Да у меня в этот момент словно кто-то злокозненный все нужные слова из памяти стер. А Герман с тех пор, как я чуть ли не сбежал из Аничкова дворца, вообще отказывался как-либо проявляться.

– Ну и что же теперь должно предпринять государю в отношении вас? Не может же он оставить вас в прежнем состоянии, хотите вы того или нет. Самодержец в нашей Отчизне прежде всего должен все силы прилагать к поддержанию благообразия государства! И как же это станет, коли вас не наградить? Так и говорить начнут крамольное, и делать должное перестанут.

– А вот Никса о долге государя нечто совсем отличное говорит, – делая невинные глазки, сдал брата Владимир. – Он, Сергей Григорьевич, намедни Саше доказывал, что первейшим делом стоит приведение державы в порядок, развитие производств, придание императорской армии должной силы. И еще – что иные страны должны вспомнить о русской мощи.

– Да-да, – спрятал улыбку в усах опытный царедворец. – Кто же из цесаревичей о славе Петра Алексеевича не мечтал? Вот и батюшка ваш Александр Николаевич с попечителем своим господином Жуковским немало на этот счет беседы вели. Государь наш и реформы свои великие оттого начал. Да, слава богу, вовремя одумался. Реформы – это, ваши высочества, что? Это суета и беспорядок! Великий князь вот все на историю уповает. Дескать, она нас рассудит. Я и не спорю. Что проку? Рассудит. История, уж поверьте старику, – дама степенная, чинная. А они ей эту мышиную возню под нос, прости господи! Где же тут благообразие? Дерганье только и шум…
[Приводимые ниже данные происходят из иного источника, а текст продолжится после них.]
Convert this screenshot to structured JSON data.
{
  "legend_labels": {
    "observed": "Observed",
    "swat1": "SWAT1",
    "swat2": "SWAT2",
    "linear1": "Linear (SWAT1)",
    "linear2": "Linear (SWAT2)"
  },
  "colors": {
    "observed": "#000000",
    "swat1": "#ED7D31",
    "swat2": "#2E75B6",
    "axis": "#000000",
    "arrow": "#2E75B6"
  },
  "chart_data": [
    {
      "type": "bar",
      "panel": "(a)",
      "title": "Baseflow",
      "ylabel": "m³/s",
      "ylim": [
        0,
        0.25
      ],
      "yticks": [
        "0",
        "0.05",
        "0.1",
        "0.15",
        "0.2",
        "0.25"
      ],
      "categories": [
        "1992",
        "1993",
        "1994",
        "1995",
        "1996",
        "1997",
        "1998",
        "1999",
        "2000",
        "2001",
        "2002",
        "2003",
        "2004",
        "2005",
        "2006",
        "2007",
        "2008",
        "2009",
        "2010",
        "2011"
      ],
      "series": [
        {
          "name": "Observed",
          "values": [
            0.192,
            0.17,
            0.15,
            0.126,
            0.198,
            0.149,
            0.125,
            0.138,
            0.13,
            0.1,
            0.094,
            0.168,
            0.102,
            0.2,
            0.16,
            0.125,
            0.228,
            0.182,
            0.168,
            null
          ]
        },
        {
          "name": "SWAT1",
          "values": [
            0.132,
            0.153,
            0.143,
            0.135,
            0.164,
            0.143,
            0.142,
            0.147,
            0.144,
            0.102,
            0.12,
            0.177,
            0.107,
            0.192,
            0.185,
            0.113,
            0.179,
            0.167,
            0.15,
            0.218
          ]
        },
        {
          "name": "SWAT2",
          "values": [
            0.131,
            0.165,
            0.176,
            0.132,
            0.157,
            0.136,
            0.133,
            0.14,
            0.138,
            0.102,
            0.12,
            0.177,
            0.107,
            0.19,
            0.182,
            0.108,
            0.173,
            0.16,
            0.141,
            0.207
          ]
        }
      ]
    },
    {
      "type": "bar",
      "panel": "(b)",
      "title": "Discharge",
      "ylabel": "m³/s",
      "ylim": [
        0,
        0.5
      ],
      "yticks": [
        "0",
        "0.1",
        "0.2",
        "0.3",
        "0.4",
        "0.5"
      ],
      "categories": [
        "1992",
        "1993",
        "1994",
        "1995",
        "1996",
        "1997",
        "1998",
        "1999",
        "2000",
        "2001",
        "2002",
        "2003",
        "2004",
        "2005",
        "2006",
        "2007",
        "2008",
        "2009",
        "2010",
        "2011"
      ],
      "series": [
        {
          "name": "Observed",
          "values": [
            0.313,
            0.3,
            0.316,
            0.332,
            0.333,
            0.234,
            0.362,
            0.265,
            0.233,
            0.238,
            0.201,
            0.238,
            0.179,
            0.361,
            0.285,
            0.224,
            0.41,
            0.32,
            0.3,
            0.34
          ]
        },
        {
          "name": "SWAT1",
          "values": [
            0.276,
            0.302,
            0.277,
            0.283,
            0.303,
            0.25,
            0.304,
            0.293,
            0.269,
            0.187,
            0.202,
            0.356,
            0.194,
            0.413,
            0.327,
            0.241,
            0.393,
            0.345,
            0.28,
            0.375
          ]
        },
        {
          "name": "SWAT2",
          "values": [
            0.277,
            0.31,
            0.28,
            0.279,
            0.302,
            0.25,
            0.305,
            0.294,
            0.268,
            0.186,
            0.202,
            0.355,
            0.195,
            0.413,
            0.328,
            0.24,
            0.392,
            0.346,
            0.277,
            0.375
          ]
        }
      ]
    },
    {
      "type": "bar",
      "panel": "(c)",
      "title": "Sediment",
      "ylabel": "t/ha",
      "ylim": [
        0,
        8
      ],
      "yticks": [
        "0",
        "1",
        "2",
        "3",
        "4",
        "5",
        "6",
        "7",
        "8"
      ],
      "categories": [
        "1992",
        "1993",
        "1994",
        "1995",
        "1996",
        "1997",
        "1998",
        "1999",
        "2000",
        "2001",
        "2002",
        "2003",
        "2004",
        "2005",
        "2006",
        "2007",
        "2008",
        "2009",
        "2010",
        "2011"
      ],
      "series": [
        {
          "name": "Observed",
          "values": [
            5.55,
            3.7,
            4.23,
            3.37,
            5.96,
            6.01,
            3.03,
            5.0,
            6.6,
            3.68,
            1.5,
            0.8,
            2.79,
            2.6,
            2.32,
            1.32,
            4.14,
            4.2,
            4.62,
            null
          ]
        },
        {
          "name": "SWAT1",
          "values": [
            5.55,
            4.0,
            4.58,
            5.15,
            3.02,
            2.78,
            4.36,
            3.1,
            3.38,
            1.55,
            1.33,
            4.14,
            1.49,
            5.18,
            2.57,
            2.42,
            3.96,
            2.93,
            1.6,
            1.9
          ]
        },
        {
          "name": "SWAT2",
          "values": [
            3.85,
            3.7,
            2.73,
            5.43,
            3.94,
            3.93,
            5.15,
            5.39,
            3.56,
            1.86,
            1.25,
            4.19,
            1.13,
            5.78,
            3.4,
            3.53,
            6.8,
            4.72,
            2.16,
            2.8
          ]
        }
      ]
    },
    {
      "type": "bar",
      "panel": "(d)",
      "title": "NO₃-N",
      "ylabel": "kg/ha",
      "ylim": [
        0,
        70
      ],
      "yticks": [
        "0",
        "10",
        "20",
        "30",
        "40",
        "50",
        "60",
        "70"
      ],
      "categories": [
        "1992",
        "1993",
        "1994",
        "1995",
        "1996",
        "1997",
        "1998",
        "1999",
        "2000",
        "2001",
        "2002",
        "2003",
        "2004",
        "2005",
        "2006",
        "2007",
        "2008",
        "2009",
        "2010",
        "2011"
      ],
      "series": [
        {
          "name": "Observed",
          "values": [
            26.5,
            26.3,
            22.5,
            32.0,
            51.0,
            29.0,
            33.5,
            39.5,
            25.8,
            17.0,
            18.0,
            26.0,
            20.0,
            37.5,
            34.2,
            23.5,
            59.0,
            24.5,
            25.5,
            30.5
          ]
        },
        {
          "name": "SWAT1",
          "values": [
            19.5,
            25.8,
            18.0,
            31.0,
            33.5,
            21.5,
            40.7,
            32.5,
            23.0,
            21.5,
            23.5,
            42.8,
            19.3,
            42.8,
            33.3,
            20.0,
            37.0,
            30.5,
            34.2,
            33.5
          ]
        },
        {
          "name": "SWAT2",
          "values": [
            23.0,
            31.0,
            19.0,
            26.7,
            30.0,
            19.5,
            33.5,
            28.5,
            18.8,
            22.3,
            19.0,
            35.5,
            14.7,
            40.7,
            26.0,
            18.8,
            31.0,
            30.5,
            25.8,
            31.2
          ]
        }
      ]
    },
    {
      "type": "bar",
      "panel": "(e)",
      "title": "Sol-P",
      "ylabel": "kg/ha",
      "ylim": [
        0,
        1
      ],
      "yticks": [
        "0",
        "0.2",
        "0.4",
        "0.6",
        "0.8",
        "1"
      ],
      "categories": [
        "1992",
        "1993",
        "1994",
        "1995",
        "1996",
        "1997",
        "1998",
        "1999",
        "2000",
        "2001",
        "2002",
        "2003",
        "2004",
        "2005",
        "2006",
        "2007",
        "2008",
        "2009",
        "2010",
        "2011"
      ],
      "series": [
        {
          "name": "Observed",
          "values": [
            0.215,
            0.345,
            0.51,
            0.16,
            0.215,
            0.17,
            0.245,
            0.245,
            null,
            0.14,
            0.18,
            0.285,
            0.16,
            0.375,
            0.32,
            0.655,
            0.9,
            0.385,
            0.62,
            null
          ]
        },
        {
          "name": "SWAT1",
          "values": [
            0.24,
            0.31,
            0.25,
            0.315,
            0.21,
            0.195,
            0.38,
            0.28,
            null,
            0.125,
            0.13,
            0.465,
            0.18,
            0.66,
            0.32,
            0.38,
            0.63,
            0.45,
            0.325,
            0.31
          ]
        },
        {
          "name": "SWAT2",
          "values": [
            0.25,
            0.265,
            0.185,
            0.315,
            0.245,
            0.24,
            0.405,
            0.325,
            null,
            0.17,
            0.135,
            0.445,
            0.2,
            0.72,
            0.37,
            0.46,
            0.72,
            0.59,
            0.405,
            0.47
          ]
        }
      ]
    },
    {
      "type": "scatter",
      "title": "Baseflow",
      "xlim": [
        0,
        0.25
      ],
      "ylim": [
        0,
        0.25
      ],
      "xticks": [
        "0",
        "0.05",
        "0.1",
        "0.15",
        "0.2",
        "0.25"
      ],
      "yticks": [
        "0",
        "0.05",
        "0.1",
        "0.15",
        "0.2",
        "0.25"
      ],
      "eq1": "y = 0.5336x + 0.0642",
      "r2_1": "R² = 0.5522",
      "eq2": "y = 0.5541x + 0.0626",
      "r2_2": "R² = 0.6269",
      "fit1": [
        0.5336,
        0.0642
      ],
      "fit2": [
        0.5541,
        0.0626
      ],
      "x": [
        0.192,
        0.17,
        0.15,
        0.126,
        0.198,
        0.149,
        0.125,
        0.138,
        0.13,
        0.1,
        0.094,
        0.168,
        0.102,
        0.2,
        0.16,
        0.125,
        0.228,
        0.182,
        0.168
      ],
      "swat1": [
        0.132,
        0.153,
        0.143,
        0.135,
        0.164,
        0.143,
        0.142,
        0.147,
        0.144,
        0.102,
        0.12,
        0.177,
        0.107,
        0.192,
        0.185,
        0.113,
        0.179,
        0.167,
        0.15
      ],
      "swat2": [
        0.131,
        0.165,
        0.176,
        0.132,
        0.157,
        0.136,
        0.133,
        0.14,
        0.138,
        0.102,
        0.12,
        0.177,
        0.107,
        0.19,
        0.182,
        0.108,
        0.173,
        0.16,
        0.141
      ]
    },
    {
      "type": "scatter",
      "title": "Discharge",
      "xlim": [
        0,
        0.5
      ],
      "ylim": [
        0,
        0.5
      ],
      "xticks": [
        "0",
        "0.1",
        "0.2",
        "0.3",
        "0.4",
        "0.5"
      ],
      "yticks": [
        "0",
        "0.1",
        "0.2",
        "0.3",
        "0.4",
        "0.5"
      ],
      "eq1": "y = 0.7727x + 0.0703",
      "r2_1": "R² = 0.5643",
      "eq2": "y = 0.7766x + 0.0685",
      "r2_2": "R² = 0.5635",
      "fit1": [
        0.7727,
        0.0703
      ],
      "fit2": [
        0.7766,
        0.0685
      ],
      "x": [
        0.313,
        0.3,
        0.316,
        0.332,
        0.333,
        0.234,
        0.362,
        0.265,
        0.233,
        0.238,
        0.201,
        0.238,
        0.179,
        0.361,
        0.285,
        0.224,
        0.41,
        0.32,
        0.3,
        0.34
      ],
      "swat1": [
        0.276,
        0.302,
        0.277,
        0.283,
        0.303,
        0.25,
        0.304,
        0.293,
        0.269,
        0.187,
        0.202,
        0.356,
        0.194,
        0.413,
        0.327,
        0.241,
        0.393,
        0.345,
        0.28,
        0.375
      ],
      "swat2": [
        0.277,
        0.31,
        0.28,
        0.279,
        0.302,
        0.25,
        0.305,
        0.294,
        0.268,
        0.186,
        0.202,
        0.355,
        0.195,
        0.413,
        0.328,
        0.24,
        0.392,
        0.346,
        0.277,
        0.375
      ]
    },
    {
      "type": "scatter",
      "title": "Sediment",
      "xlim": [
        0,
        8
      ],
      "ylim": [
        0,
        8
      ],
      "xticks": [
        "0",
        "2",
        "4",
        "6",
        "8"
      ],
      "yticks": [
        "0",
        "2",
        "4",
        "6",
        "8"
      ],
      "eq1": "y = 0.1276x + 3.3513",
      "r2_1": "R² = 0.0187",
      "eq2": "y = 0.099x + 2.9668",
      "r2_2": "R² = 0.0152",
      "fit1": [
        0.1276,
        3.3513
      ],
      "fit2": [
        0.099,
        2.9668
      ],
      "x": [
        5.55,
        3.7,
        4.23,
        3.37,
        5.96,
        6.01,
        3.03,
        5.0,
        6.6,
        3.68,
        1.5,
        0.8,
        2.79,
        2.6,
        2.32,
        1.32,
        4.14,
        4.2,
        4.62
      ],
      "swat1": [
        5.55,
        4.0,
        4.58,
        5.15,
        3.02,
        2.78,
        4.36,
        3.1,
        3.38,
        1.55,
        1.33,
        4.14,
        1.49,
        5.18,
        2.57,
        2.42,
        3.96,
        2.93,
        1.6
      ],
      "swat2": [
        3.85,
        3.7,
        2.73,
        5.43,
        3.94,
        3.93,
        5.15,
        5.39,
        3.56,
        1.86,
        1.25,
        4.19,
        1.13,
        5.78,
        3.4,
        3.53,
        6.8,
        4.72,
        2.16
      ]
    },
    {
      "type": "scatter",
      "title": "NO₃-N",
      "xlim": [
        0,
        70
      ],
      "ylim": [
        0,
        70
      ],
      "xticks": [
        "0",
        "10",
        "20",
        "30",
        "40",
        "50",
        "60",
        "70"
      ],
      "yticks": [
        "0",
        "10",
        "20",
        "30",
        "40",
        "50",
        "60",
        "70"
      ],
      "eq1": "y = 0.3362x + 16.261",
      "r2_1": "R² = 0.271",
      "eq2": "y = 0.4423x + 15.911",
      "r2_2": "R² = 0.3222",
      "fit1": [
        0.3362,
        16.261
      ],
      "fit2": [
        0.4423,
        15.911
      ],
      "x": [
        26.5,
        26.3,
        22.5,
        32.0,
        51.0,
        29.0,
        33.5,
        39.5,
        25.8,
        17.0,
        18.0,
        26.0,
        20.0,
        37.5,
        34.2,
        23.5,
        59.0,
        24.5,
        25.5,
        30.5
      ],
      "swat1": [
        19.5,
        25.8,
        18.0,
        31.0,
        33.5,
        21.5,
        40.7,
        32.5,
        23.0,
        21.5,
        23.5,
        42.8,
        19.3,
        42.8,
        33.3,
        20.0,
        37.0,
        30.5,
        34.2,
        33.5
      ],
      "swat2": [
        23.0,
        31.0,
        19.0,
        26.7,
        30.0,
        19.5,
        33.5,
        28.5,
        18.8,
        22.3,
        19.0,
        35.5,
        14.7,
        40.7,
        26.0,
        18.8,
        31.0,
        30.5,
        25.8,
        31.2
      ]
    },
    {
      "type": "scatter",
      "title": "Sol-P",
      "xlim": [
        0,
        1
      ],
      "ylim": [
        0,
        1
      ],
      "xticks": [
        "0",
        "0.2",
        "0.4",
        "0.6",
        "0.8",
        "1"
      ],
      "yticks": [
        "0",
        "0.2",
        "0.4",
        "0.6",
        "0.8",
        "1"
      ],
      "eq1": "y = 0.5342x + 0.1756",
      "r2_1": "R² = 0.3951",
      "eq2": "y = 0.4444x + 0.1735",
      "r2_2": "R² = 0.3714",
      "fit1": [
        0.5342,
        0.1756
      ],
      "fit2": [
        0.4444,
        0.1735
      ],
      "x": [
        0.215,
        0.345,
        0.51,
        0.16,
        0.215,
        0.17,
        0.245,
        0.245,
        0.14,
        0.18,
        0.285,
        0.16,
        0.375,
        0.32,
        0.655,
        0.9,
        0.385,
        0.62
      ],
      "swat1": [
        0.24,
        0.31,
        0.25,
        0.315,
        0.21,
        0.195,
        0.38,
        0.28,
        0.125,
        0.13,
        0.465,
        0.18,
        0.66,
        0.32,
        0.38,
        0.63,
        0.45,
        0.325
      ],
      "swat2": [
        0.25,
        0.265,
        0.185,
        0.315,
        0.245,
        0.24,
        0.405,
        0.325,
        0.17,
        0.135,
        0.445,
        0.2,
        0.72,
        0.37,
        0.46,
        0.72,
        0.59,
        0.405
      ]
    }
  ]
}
Когда я выбирал кандидатуры тех людей, кому отправить свое послание – предупреждение о болезни наследника, то в первую очередь интересовался близостью к трону и участием в судьбе Николая. Читая Василинину сводку о графе Строганове, отметил для себя, что Сергей Григорьевич – покровитель искусств и интересуется отечественной историей. Нескольким десяткам или даже сотне тысяч своих крестьян дал волю до высочайшего манифеста! Мне тогда и в голову не могло прийти, что это может быть жестом против реформы, а не за нее!